Is JustRetweet Worth It or Not?

JustRetweet is an interesting online social marketing service. The idea is simple. You upload a tweet for Twitter that you want retweeted. Then, other users of the service retweet your tweet for you. Of course, such a system is ripe for abuse, so the website has some interesting mechanisms to avoid turning JustRetweet.com into a scam for spammers.

How To Use JustRetweet

JustRetweet works on a credit system. You can get credits in one of two ways. First, of course, you can pay money for credits. Second, you can earn credits by retweeting other user’s tweets. Either way, you will have to login via your Twitter account. Doing so authorizes the system to make tweets on your behalf, which is how the system keeps track of what you retweet and awards you the credits.

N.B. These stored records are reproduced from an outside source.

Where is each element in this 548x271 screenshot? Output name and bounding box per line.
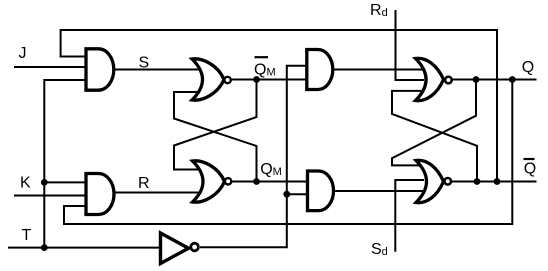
svg-text:K: K [20,175,31,192]
inverter on T clock line [161,233,189,264]
AND gate (K side, master reset) [86,173,114,214]
wire: Q output line [452,79,537,81]
NOR gate slave latch top (Q), 3-input [416,58,444,100]
wire: master latch cross-coupling NOR2 output to NOR1 lower input [174,92,257,182]
NOR gate slave latch bottom (Qbar), 3-input [416,160,444,202]
wire: QM line NOR2 output to AND4 upper input [232,181,308,183]
junction: Qbar line to top feedback rail [494,178,501,185]
wire: S line AND1 output to master NOR1 input [110,69,201,71]
junction: T line to riser [41,244,48,251]
wire: inverted clock branch to AND4 bottom input [287,193,308,195]
wire: master latch cross-coupling NOR1 output to NOR2 upper input [174,80,257,170]
NOR gate master latch bottom (QM) [193,161,225,202]
svg-text:S: S [139,55,150,72]
wire: J input stub [14,66,86,68]
wire: T branch to AND2 top input [44,181,86,183]
wire: Rd input vertical line into NOR3 middle input [396,10,425,80]
junction: T riser to AND2 top input [41,179,48,186]
svg-text:R: R [138,175,150,192]
wire: K input stub [14,195,86,197]
wire: Qbar feedback top rail from node on Qbar line up and across to AND1 top input [61,30,497,182]
bubble on inverter output [191,243,199,251]
wire: T clock riser with branch to AND1 bottom input [44,80,86,248]
svg-text:Q: Q [524,161,536,178]
wire: AND4 output to slave NOR4 bottom input [331,190,425,192]
junction: Q line to slave cross-coupling [473,76,480,83]
AND gate (slave reset, clocked by inverted clock) [308,171,334,211]
svg-text:T: T [22,227,32,244]
wire: slave latch cross-coupling Q node to NOR4 upper input [392,80,476,166]
wire: R line AND2 output to master NOR2 input [110,192,201,194]
wire: Q feedback from AND2 bottom input around bottom to Q output node [64,80,512,225]
junction: inverted clock tap to AND4 [283,191,290,198]
wire: inverted clock riser from inverter output to AND3 top input [200,66,307,248]
overbar of Qbar output label [524,158,535,160]
bubble on master NOR bottom output [225,178,231,184]
bubble on master NOR top output [224,77,230,83]
wire: AND3 output to slave NOR3 top input [330,69,425,71]
junction: QM node [253,178,260,185]
wire: QbarM line NOR1 output to AND3 lower input [232,79,307,81]
wire: T input line to inverter [8,247,161,249]
wire: slave latch cross-coupling Qbar node to NOR3 lower input [392,91,477,182]
overbar of QbarM label [255,56,269,58]
junction: Qbar line to slave cross-coupling [474,178,481,185]
AND gate (J side, master set) [86,49,114,90]
wire: Qbar output line [452,181,537,183]
junction: QbarM node [253,76,260,83]
bubble on slave NOR top output [445,77,452,84]
AND gate (slave set, clocked by inverted clock) [307,50,333,90]
bubble on slave NOR bottom output [444,178,451,185]
svg-text:Q: Q [522,59,534,76]
wire: Sd input vertical line into NOR4 middle input [395,180,424,252]
junction: Q line to bottom feedback wire [509,76,516,83]
svg-text:J: J [19,45,27,62]
NOR gate master latch top (QbarM) [192,59,224,100]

Users offer a certain number of credits for each retweet. To retweet and accept the offer, click Schedule Retweet. The software then builds a tweet for you and sends it to your Twitter account. To avoid stacking up a bunch of retweets all at once in your timeline, there is a built in scheduler. By default, a tweet goes out from Just Retweet every 15 minutes, however, you can adjust it in settings.

How To Get Retweets with JustRetweet.com

Once you have some credits, you can ask users to retweet a tweet for you. Click where it says to submit a retweet. Type what you would like to tweet. Include the link or anything else you like in the tweet.

First, there is a box which you use to set how much you will pay per retweet. Look on the pages where other people have offers to see what the going rate is. For example, if you really want retweets, then you may have to offer 30 credits in some categories, but only 10 in others. Second, you put how many retweets you are willing to pay for, or the maximum number of retweets. The total cost is the amount per retweet times the maximum retweets number. It calculates this number for you where it says, “You will spend X credits.”

just retweet screnshot

So far, so good.

Here is where it gets tricky. The total amount of your offer (per retweet X max. retweets) will be deducted in full, IMMEDIATELY from your account. In other words, if you offer 10 credits for up to 50 retweets, you will pay 500 credits right away, not 5 credits every time someone retweets your post.

This is important for two reasons. First, you can run out of credits faster this way leaving you unable to submit more retweets without earning, or buying, more credits. Second, you pay the full amount, even if you don’t get the full number of retweets. In other words, using the example above, if only 10 people take you up on your offer, you still pay the full 500 credits, not just the 100 credits for the people who actually retweeted. Technically, your offer remains in the system, but it will drop off the recent screen as time goes by.

The best way to use JustRetweet is to offer a small number of maximum retweets at a time. When you offer has been used up, submit a new offer. That way you don’t waste credits paying for retweets that aren’t going to happen. You can also judge the demand at your price point. If you offer 20 credits and get your maximum retweets quickly, then you can try offering 15 credits or 10 credits and save some credits. Conversely, if you get no takers at 20 credits, then you don’t waste credits on a high maximum number of retweets that are never going to happen.

I’ll keep you posted as I experiment with this service and figure out if JustRetweet is worth it or not. If it is worth it, I’ll expand to a full JustRetweet review of the best ways to get the most bang for the buck.